🤖 AI Summary
To address the challenge non-expert users face in creating aesthetically pleasing data visualizations, this paper proposes an interactive SVG visualization generation method powered by large multimodal models (LMMs). The approach parses exemplar SVGs to extract structured data-to-visual mappings and stylistic specifications, constructing an editable intermediate representation. It integrates a conversational agent with on-demand generated visualization controls, enabling users to express customization intents in natural language and adjust designs interactively in real time. Key contributions include: (1) the first LMM-driven semantic parsing and programmable reuse of SVGs, jointly optimizing aesthetic fidelity and interactive flexibility; and (2) empirical validation via user studies demonstrating significant improvements in replication accuracy and exploratory efficiency—outperforming baselines across learnability, personalized control, and output quality.
📝 Abstract
Creating aesthetically pleasing data visualizations remains challenging for users without design expertise or familiarity with visualization tools. To address this gap, we present DataWink, a system that enables users to create custom visualizations by adapting high-quality examples.

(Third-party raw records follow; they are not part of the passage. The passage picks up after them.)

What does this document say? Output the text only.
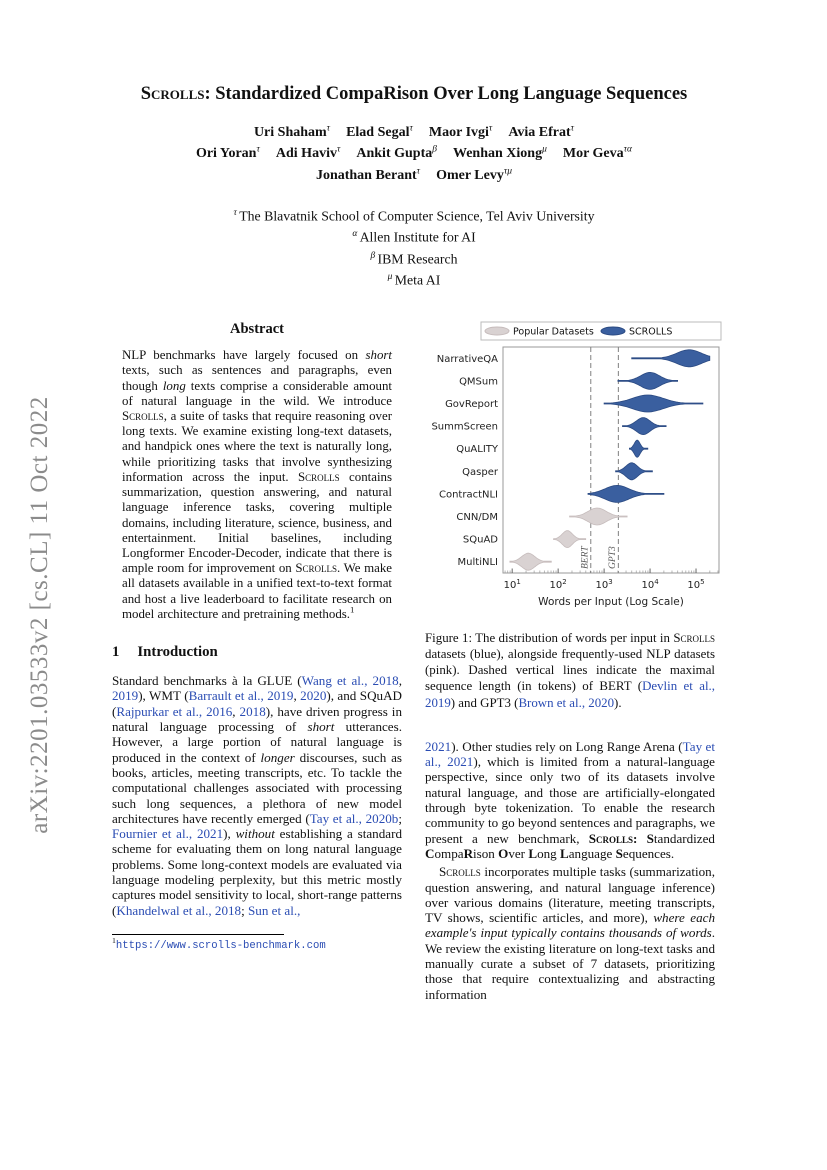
arXiv:2201.03533v2 [cs.CL] 11 Oct 2022
Scrolls: Standardized CompaRison Over Long Language Sequences
Uri Shaham$^\tau$ Elad Segal$^\tau$ Maor Ivgi$^\tau$ Avia Efrat$^\tau$
Ori Yoran$^\tau$ Adi Haviv$^\tau$ Ankit Gupta$^\beta$ Wenhan Xiong$^\mu$ Mor Geva$^{\tau\alpha}$
Jonathan Berant$^\tau$ Omer Levy$^{\tau\mu}$
$^\tau$ The Blavatnik School of Computer Science, Tel Aviv University
$^\alpha$ Allen Institute for AI
$^\beta$ IBM Research
$^\mu$ Meta AI
Abstract
NLP benchmarks have largely focused on short texts, such as sentences and paragraphs, even though long texts comprise a considerable amount of natural language in the wild. We introduce Scrolls, a suite of tasks that require reasoning over long texts. We examine existing long-text datasets, and handpick ones where the text is naturally long, while prioritizing tasks that involve synthesizing information across the input. Scrolls contains summarization, question answering, and natural language inference tasks, covering multiple domains, including literature, science, business, and entertainment. Initial baselines, including Longformer Encoder-Decoder, indicate that there is ample room for improvement on Scrolls. We make all datasets available in a unified text-to-text format and host a live leaderboard to facilitate research on model architecture and pretraining methods.$^1$
1 Introduction
Standard benchmarks à la GLUE (Wang et al., 2018, 2019), WMT (Barrault et al., 2019, 2020), and SQuAD (Rajpurkar et al., 2016, 2018), have driven progress in natural language processing of short utterances. However, a large portion of natural language is produced in the context of longer discourses, such as books, articles, meeting transcripts, etc. To tackle the computational challenges associated with processing such long sequences, a plethora of new model architectures have recently emerged (Tay et al., 2020b; Fournier et al., 2021), without establishing a standard scheme for evaluating them on long natural language problems. Some long-context models are evaluated via language modeling perplexity, but this metric mostly captures model sensitivity to local, short-range patterns (Khandelwal et al., 2018; Sun et al.,
$^1$https://www.scrolls-benchmark.com
Popular Datasets	SCROLLS
$10^1$	$10^2$	$10^3$	$10^4$	$10^5$
BERT GPT3
NarrativeQA
QMSum
GovReport
SummScreen
QuALITY
Qasper
ContractNLI
CNN/DM
SQuAD
MultiNLI
Words per Input (Log Scale)
Figure 1: The distribution of words per input in Scrolls datasets (blue), alongside frequently-used NLP datasets (pink). Dashed vertical lines indicate the maximal sequence length (in tokens) of BERT (Devlin et al., 2019) and GPT3 (Brown et al., 2020).
2021). Other studies rely on Long Range Arena (Tay et al., 2021), which is limited from a natural-language perspective, since only two of its datasets involve natural language, and those are artificially-elongated through byte tokenization. To enable the research community to go beyond sentences and paragraphs, we present a new benchmark, Scrolls: Standardized CompaRison Over Long Language Sequences.
Scrolls incorporates multiple tasks (summarization, question answering, and natural language inference) over various domains (literature, meeting transcripts, TV shows, scientific articles, and more), where each example's input typically contains thousands of words. We review the existing literature on long-text tasks and manually curate a subset of 7 datasets, prioritizing those that require contextualizing and abstracting information
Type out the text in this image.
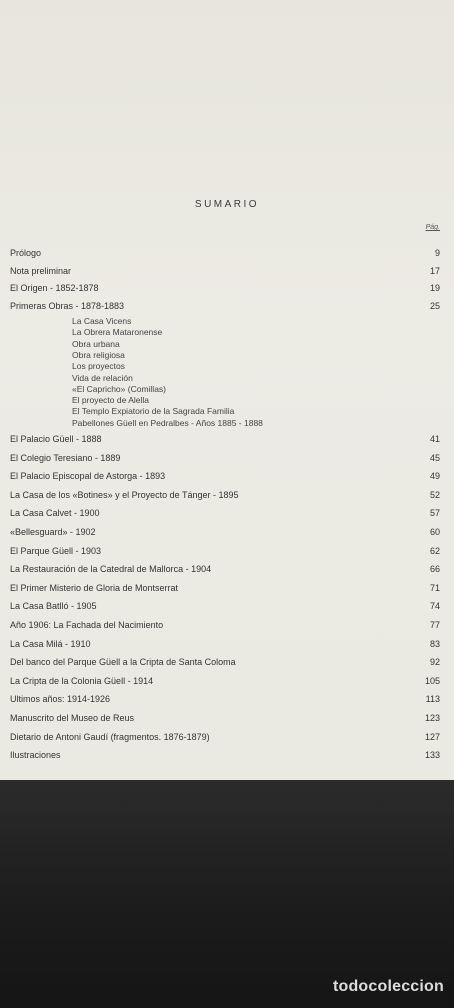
SUMARIO
Pág.
Prólogo	9
Nota preliminar	17
El Origen - 1852-1878	19
Primeras Obras - 1878-1883	25
La Casa Vicens
La Obrera Mataronense
Obra urbana
Obra religiosa
Los proyectos
Vida de relación
«El Capricho» (Comillas)
El proyecto de Alella
El Templo Expiatorio de la Sagrada Familia
Pabellones Güell en Pedralbes - Años 1885 - 1888
El Palacio Güell - 1888	41
El Colegio Teresiano - 1889	45
El Palacio Episcopal de Astorga - 1893	49
La Casa de los «Botines» y el Proyecto de Tánger - 1895	52
La Casa Calvet - 1900	57
«Bellesguard» - 1902	60
El Parque Güell - 1903	62
La Restauración de la Catedral de Mallorca - 1904	66
El Primer Misterio de Gloria de Montserrat	71
La Casa Batlló - 1905	74
Año 1906: La Fachada del Nacimiento	77
La Casa Milá - 1910	83
Del banco del Parque Güell a la Cripta de Santa Coloma	92
La Cripta de la Colonia Güell - 1914	105
Ultimos años: 1914-1926	113
Manuscrito del Museo de Reus	123
Dietario de Antoni Gaudí (fragmentos. 1876-1879)	127
Ilustraciones	133
todocoleccion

Our approach combines large multimodal models (LMMs) to extract data encoding from existing SVG-based visualization examples, featuring an intermediate representation of visualizations that bridges primitive SVG and visualization programs. Users may express adaptation goals to a conversational agent and control the visual appearance through widgets generated on demand. With an interactive interface, users can modify both data mappings and visual design elements while maintaining the original visualization's aesthetic quality. To evaluate DataWink, we conduct a user study (N=12) with replication and free-form exploration tasks. As a result, DataWink is recognized for its learnability and effectiveness in personalized authoring tasks. Our results demonstrate the potential of example-driven approaches for democratizing visualization creation.